Do you feel that? That sinking, heavy feeling in your chest? You’re supposed to feel that; it’s evidence that the Holy Spirit is working in your heart. The Lord has just shown us through the Law, how wicked we are. We don’t love God like we’re supposed to, and we don’t love our neighbors as we’re supposed to, either. God commands and we disobey, and that often on purpose. The punishment for this is death and eternal condemnation. This is what the Law does. The preaching of the Law shows our sins. It does this so that we can then hear this: Jesus Christ died for your sins. He knows how you only half-heartedly love God and how you have gossiped and hated your neighbor. He knows you have not treasured God’s Word as pricest of all jewels and that you have grown bored of hearing sermons preached. He knows these things, and all the things you have ever done, and He died for you. He died so that you might hear these words and believe. By His death He paid for your sins, by His resurrection He restores to you eternal life. If you believe these words, you have exactly what He says.

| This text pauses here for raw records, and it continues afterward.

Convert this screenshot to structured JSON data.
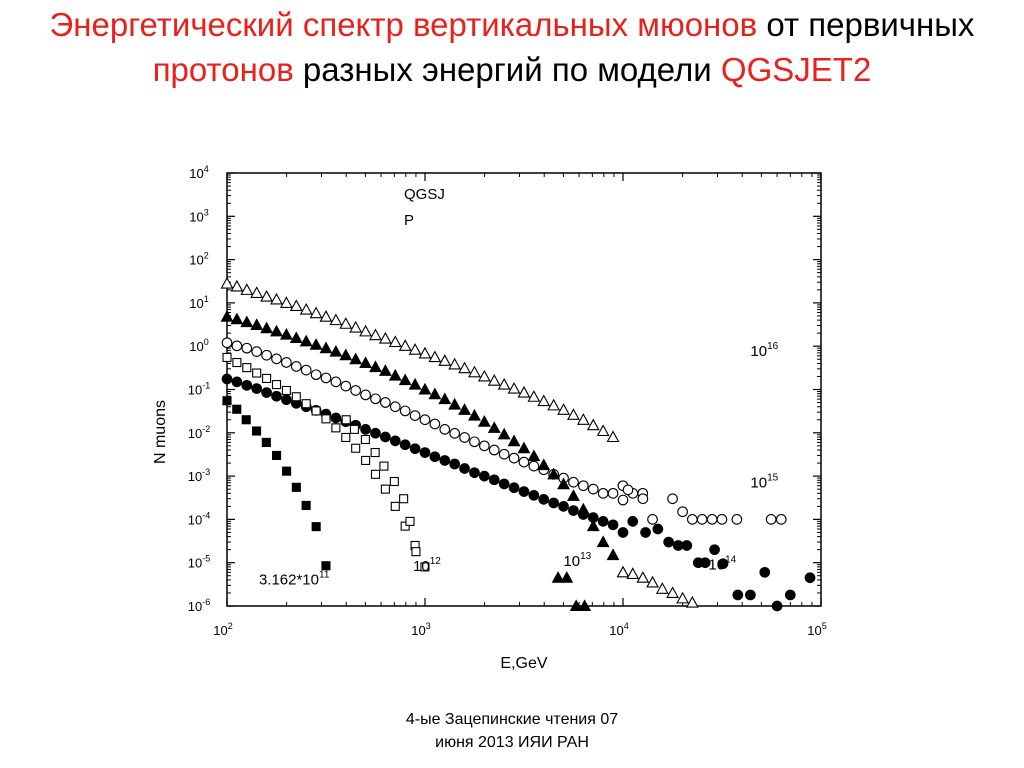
{
  "slide": {
    "title_part1": "Энергетический спектр вертикальных мюонов",
    "title_part2": " от первичных ",
    "title_part3": "протонов",
    "title_part4": " разных энергий по модели ",
    "title_part5": "QGSJET2",
    "footer_line1": "4-ые Зацепинские чтения 07",
    "footer_line2": "июня 2013 ИЯИ РАН",
    "accent_color": "#e8211c"
  },
  "chart_data": {
    "type": "scatter",
    "title": "",
    "xlabel": "E,GeV",
    "ylabel": "N muons",
    "x_scale": "log",
    "y_scale": "log",
    "xlim": [
      100,
      100000
    ],
    "ylim": [
      1e-06,
      10000
    ],
    "x_ticks": [
      {
        "base": "10",
        "exp": "2"
      },
      {
        "base": "10",
        "exp": "3"
      },
      {
        "base": "10",
        "exp": "4"
      },
      {
        "base": "10",
        "exp": "5"
      }
    ],
    "y_ticks": [
      {
        "base": "10",
        "exp": "4"
      },
      {
        "base": "10",
        "exp": "3"
      },
      {
        "base": "10",
        "exp": "2"
      },
      {
        "base": "10",
        "exp": "1"
      },
      {
        "base": "10",
        "exp": "0"
      },
      {
        "base": "10",
        "exp": "-1"
      },
      {
        "base": "10",
        "exp": "-2"
      },
      {
        "base": "10",
        "exp": "-3"
      },
      {
        "base": "10",
        "exp": "-4"
      },
      {
        "base": "10",
        "exp": "-5"
      },
      {
        "base": "10",
        "exp": "-6"
      }
    ],
    "annotation_line1": "QGSJ",
    "annotation_line2": "P",
    "grid": false,
    "series": [
      {
        "label_base": "10",
        "label_exp": "16",
        "label_pos": {
          "x": 44000,
          "y": 0.6
        },
        "marker": "circle",
        "filled": false,
        "x_start": 100,
        "x_ratio": 1.122,
        "values": [
          1.2,
          1.02,
          0.9,
          0.75,
          0.62,
          0.51,
          0.42,
          0.34,
          0.28,
          0.22,
          0.185,
          0.15,
          0.12,
          0.095,
          0.075,
          0.061,
          0.05,
          0.04,
          0.032,
          0.025,
          0.02,
          0.016,
          0.012,
          0.0097,
          0.0078,
          0.0062,
          0.005,
          0.004,
          0.0032,
          0.0026,
          0.0021,
          0.0017,
          0.0014,
          0.0011,
          0.0009,
          0.00072,
          0.0006,
          0.0005,
          0.0004,
          0.0004,
          0.0006,
          0.0004,
          0.0004
        ],
        "tail": [
          [
            10000,
            0.00028
          ],
          [
            10600,
            0.00048
          ],
          [
            12600,
            0.0003
          ],
          [
            14100,
            0.0001
          ],
          [
            17800,
            0.0003
          ],
          [
            20000,
            0.00015
          ],
          [
            22400,
            0.0001
          ],
          [
            25100,
            0.0001
          ],
          [
            28200,
            0.0001
          ],
          [
            31600,
            0.0001
          ],
          [
            37600,
            0.0001
          ],
          [
            56000,
            0.0001
          ],
          [
            63000,
            0.0001
          ]
        ]
      },
      {
        "label_base": "10",
        "label_exp": "15",
        "label_pos": {
          "x": 44000,
          "y": 0.00055
        },
        "marker": "circle",
        "filled": true,
        "x_start": 100,
        "x_ratio": 1.122,
        "values": [
          0.175,
          0.15,
          0.125,
          0.105,
          0.085,
          0.07,
          0.058,
          0.048,
          0.04,
          0.033,
          0.027,
          0.022,
          0.018,
          0.015,
          0.012,
          0.0098,
          0.008,
          0.0065,
          0.0053,
          0.0043,
          0.0035,
          0.0028,
          0.0023,
          0.0019,
          0.0015,
          0.0012,
          0.001,
          0.00082,
          0.00066,
          0.00054,
          0.00044,
          0.00036,
          0.00029,
          0.00024,
          0.0002,
          0.00016,
          0.00013,
          0.00011,
          9e-05,
          7.5e-05
        ],
        "tail": [
          [
            10000,
            5e-05
          ],
          [
            11200,
            9e-05
          ],
          [
            13000,
            5e-05
          ],
          [
            15000,
            6e-05
          ],
          [
            17000,
            3e-05
          ],
          [
            19000,
            2.5e-05
          ],
          [
            21000,
            2.5e-05
          ],
          [
            24000,
            1e-05
          ],
          [
            26000,
            1e-05
          ],
          [
            29000,
            2e-05
          ],
          [
            32000,
            9.5e-06
          ],
          [
            38000,
            1.8e-06
          ],
          [
            44000,
            1.8e-06
          ],
          [
            52000,
            6e-06
          ],
          [
            60000,
            1e-06
          ],
          [
            70000,
            1.8e-06
          ],
          [
            80000,
            9e-07
          ],
          [
            88000,
            4.5e-06
          ]
        ]
      },
      {
        "label_base": "10",
        "label_exp": "14",
        "label_pos": {
          "x": 27000,
          "y": 7e-06
        },
        "marker": "triangle",
        "filled": false,
        "x_start": 100,
        "x_ratio": 1.122,
        "values": [
          28,
          24,
          20,
          17,
          14,
          12,
          10,
          8.5,
          7,
          5.8,
          4.8,
          4,
          3.3,
          2.7,
          2.2,
          1.8,
          1.5,
          1.25,
          1.02,
          0.83,
          0.68,
          0.56,
          0.46,
          0.38,
          0.31,
          0.25,
          0.2,
          0.16,
          0.13,
          0.105,
          0.085,
          0.068,
          0.054,
          0.043,
          0.034,
          0.026,
          0.02,
          0.015,
          0.011,
          0.008
        ],
        "tail": [
          [
            10000,
            6e-06
          ],
          [
            11200,
            5.5e-06
          ],
          [
            12600,
            4.5e-06
          ],
          [
            14100,
            3.5e-06
          ],
          [
            15800,
            2.5e-06
          ],
          [
            17800,
            2e-06
          ],
          [
            20000,
            1.5e-06
          ],
          [
            22400,
            1.2e-06
          ],
          [
            25100,
            7e-07
          ],
          [
            28200,
            7e-07
          ],
          [
            31600,
            1.8e-07
          ],
          [
            35500,
            1.8e-07
          ]
        ]
      },
      {
        "label_base": "10",
        "label_exp": "13",
        "label_pos": {
          "x": 5000,
          "y": 8.5e-06
        },
        "marker": "triangle",
        "filled": true,
        "x_start": 100,
        "x_ratio": 1.122,
        "values": [
          4.8,
          4.2,
          3.6,
          3.1,
          2.6,
          2.2,
          1.85,
          1.55,
          1.3,
          1.08,
          0.9,
          0.75,
          0.62,
          0.5,
          0.41,
          0.33,
          0.27,
          0.21,
          0.165,
          0.13,
          0.1,
          0.078,
          0.06,
          0.045,
          0.034,
          0.025,
          0.018,
          0.013,
          0.0092,
          0.0064,
          0.0044,
          0.0029,
          0.0018,
          0.0011,
          0.00065,
          0.00035,
          0.00017,
          7e-05,
          3e-05,
          1.5e-05
        ],
        "tail": [
          [
            4700,
            4.5e-06
          ],
          [
            5200,
            4.5e-06
          ],
          [
            5800,
            1e-06
          ],
          [
            6400,
            1e-06
          ]
        ]
      },
      {
        "label_base": "10",
        "label_exp": "12",
        "label_pos": {
          "x": 870,
          "y": 6.5e-06
        },
        "marker": "square",
        "filled": false,
        "x_start": 100,
        "x_ratio": 1.122,
        "values": [
          0.55,
          0.42,
          0.32,
          0.24,
          0.18,
          0.13,
          0.095,
          0.068,
          0.047,
          0.032,
          0.021,
          0.013,
          0.0078,
          0.0044,
          0.0023,
          0.0011,
          0.0005,
          0.0002,
          7e-05,
          2.5e-05,
          8e-06
        ],
        "tail": [
          [
            400,
            0.02
          ],
          [
            440,
            0.012
          ],
          [
            500,
            0.007
          ],
          [
            560,
            0.0035
          ],
          [
            620,
            0.0017
          ],
          [
            700,
            0.00075
          ],
          [
            780,
            0.0003
          ],
          [
            840,
            9e-05
          ],
          [
            900,
            1.8e-05
          ]
        ]
      },
      {
        "label_base": "3.162*10",
        "label_exp": "11",
        "label_pos": {
          "x": 145,
          "y": 3.1e-06
        },
        "marker": "square",
        "filled": true,
        "x_start": 100,
        "x_ratio": 1.122,
        "values": [
          0.055,
          0.032,
          0.018,
          0.0095,
          0.0048,
          0.0022,
          0.00095,
          0.00038,
          0.00013,
          4e-05,
          1e-05,
          2.5e-06
        ],
        "tail": [
          [
            100,
            0.055
          ],
          [
            112,
            0.035
          ],
          [
            125,
            0.02
          ],
          [
            141,
            0.011
          ],
          [
            158,
            0.006
          ],
          [
            178,
            0.003
          ],
          [
            200,
            0.0013
          ],
          [
            224,
            0.00055
          ],
          [
            251,
            0.00021
          ],
          [
            282,
            6.8e-05
          ],
          [
            316,
            8.5e-06
          ]
        ]
      }
    ]
  }
}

This is all because Jesus is not just David’s son according to the flesh but, as our Lord pointed out, He is “David’s Lord.” (v. 43) Jesus pointed out for the Pharisees and us that the son promised to David would be the same offspring promised to Abraham, the same promised to Adam and Eve, the Son of God Himself. His would be no mere earthly kingship, but a heavenly one filled with truth, righteousness, and love. This what our Lord established by His death and resurrection. He brings us into His reign by Baptism and by faith. Through these things, He gives to us the forgiveness which He won for us and the eternal life He purchased for us poor sinners. This is what we mean by the Gospel. Jesus Christ knew your sin and shame, took it Himself all the same, nailed it to the cross in His own flesh and made payment for it. The forgiveness which He earned, He gives to you as a gift through faith.

These two things must always be preached in the Christian Church, the Law and the Gospel. Our Lord did it there in the temple, as we heard, and He does here, now. By His Law, He shows us which things are right and good – and which we fail to do and so deserve eternal condemnation. By His Gospel, He teaches us that there is no condemnation for those who are in Christ, because those who are in Him are rescued from sin and hell. Let us give thanks to God that He has preserved this teaching among us this far and pray that we would be granted to confess the same in our lives and conversations. Amen.